The key learning regions in the brain, the hippocampus and the prefrontal cortex, use different wave frequencies during memory-based decision making, a new research says.
The study was carried out by Massachusetts Institute of Technology neuroscientists and published in the Nature Neuroscience’s online edition on February 23.
As neurons fire in the brain they generate brain waves at different frequencies. Formerly, it was thought the frequencies were just a byproduct of neurons activity.
The new research shows that as the brain correctly links the objects during the learning process, the waves oscillate at a higher frequency, named beta, and when the link is incorrect, the waves oscillate at a lower theta frequency.
“It’s like you’re playing a computer game and you get a ding when you get it right, and a buzz when you get it wrong. These two areas of the brain are playing two different ‘notes’ for correct guesses and wrong guesses,” said senior author of the paper professor Earl Miller.
The research also shows that the oscillations may act as reinforcement for correct guesses and repression for incorrect guesses.
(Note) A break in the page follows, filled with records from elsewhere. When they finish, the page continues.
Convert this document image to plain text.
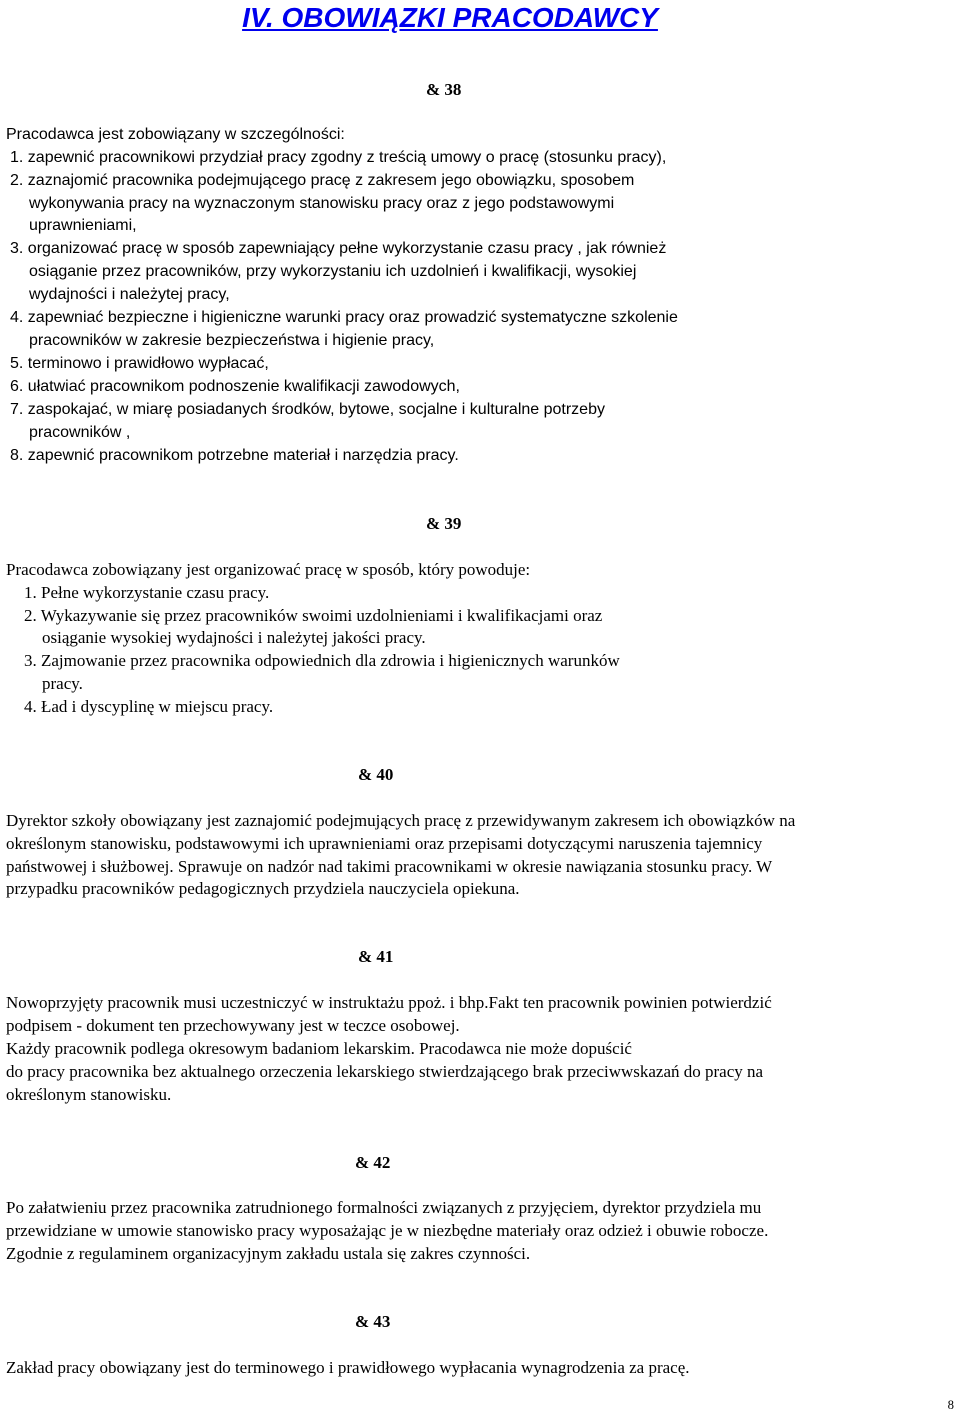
IV. OBOWIĄZKI PRACODAWCY
& 38
Pracodawca jest zobowiązany w szczególności:
1. zapewnić pracownikowi przydział pracy zgodny z treścią umowy o pracę (stosunku pracy),
2. zaznajomić pracownika podejmującego pracę z zakresem jego obowiązku, sposobem
wykonywania pracy na wyznaczonym stanowisku pracy oraz z jego podstawowymi
uprawnieniami,
3. organizować pracę w sposób zapewniający pełne wykorzystanie czasu pracy , jak również
osiąganie przez pracowników, przy wykorzystaniu ich uzdolnień i kwalifikacji, wysokiej
wydajności i należytej pracy,
4. zapewniać bezpieczne i higieniczne warunki pracy oraz prowadzić systematyczne szkolenie
pracowników w zakresie bezpieczeństwa i higienie pracy,
5. terminowo i prawidłowo wypłacać,
6. ułatwiać pracownikom podnoszenie kwalifikacji zawodowych,
7. zaspokajać, w miarę posiadanych środków, bytowe, socjalne i kulturalne potrzeby
pracowników ,
8. zapewnić pracownikom potrzebne materiał i narzędzia pracy.
& 39
Pracodawca zobowiązany jest organizować pracę w sposób, który powoduje:
1. Pełne wykorzystanie czasu pracy.
2. Wykazywanie się przez pracowników swoimi uzdolnieniami i kwalifikacjami oraz
osiąganie wysokiej wydajności i należytej jakości pracy.
3. Zajmowanie przez pracownika odpowiednich dla zdrowia i higienicznych warunków
pracy.
4. Ład i dyscyplinę w miejscu pracy.
& 40
Dyrektor szkoły obowiązany jest zaznajomić podejmujących pracę z przewidywanym zakresem ich obowiązków na
określonym stanowisku, podstawowymi ich uprawnieniami oraz przepisami dotyczącymi naruszenia tajemnicy
państwowej i służbowej. Sprawuje on nadzór nad takimi pracownikami w okresie nawiązania stosunku pracy. W
przypadku pracowników pedagogicznych przydziela nauczyciela opiekuna.
& 41
Nowoprzyjęty pracownik musi uczestniczyć w instruktażu ppoż. i bhp.Fakt ten pracownik powinien potwierdzić
podpisem - dokument ten przechowywany jest w teczce osobowej.
Każdy pracownik podlega okresowym badaniom lekarskim. Pracodawca nie może dopuścić
do pracy pracownika bez aktualnego orzeczenia lekarskiego stwierdzającego brak przeciwwskazań do pracy na
określonym stanowisku.
& 42
Po załatwieniu przez pracownika zatrudnionego formalności związanych z przyjęciem, dyrektor przydziela mu
przewidziane w umowie stanowisko pracy wyposażając je w niezbędne materiały oraz odzież i obuwie robocze.
Zgodnie z regulaminem organizacyjnym zakładu ustala się zakres czynności.
& 43
Zakład pracy obowiązany jest do terminowego i prawidłowego wypłacania wynagrodzenia za pracę.
8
During the research, the brains of animals were examined for activity while they form explicit memories relating to events and facts such as names, faces, locations and events.
The subjects were shown pairs of pictures and through trial and error they gradually learned which pairs were associated.
The researchers found brain waves occurred at various frequencies depending on the correctness or incorrectness of the answers.
In relation to correct associations, the waves occurred at the beta frequency, about 9 to 16 hertz, and when they were incorrect the oscillation happened at the theta frequency, around 2 to 6 hertz.
“When the animal guesses correctly, the brain hums at the correct answer note, and that frequency reinforces the strengthening of connections,” Earl Miller said. “When the animal guesses incorrectly, the ‘wrong’ buzzer buzzes, and that frequency is what weakens connections, so it’s basically telling the brain to forget about what it just did”.
The study stresses the importance of brain waves during cognitive function.
“Brain waves had been ignored for decades in neuroscience. It’s been thought of as the humming of a car engine,” said Miller. “What we’re discovering through this experiment and others is that these brain waves may be the infrastructure that supports neural communication.”
The research team is currently carrying out investigations into whether learning can be speeded up by noninvasive electrical stimulation to simulate the Beta and Theta waves.
“The idea is that you make the correct guesses feel more correct to the brain, and the incorrect guesses feel more incorrect,” Miller said.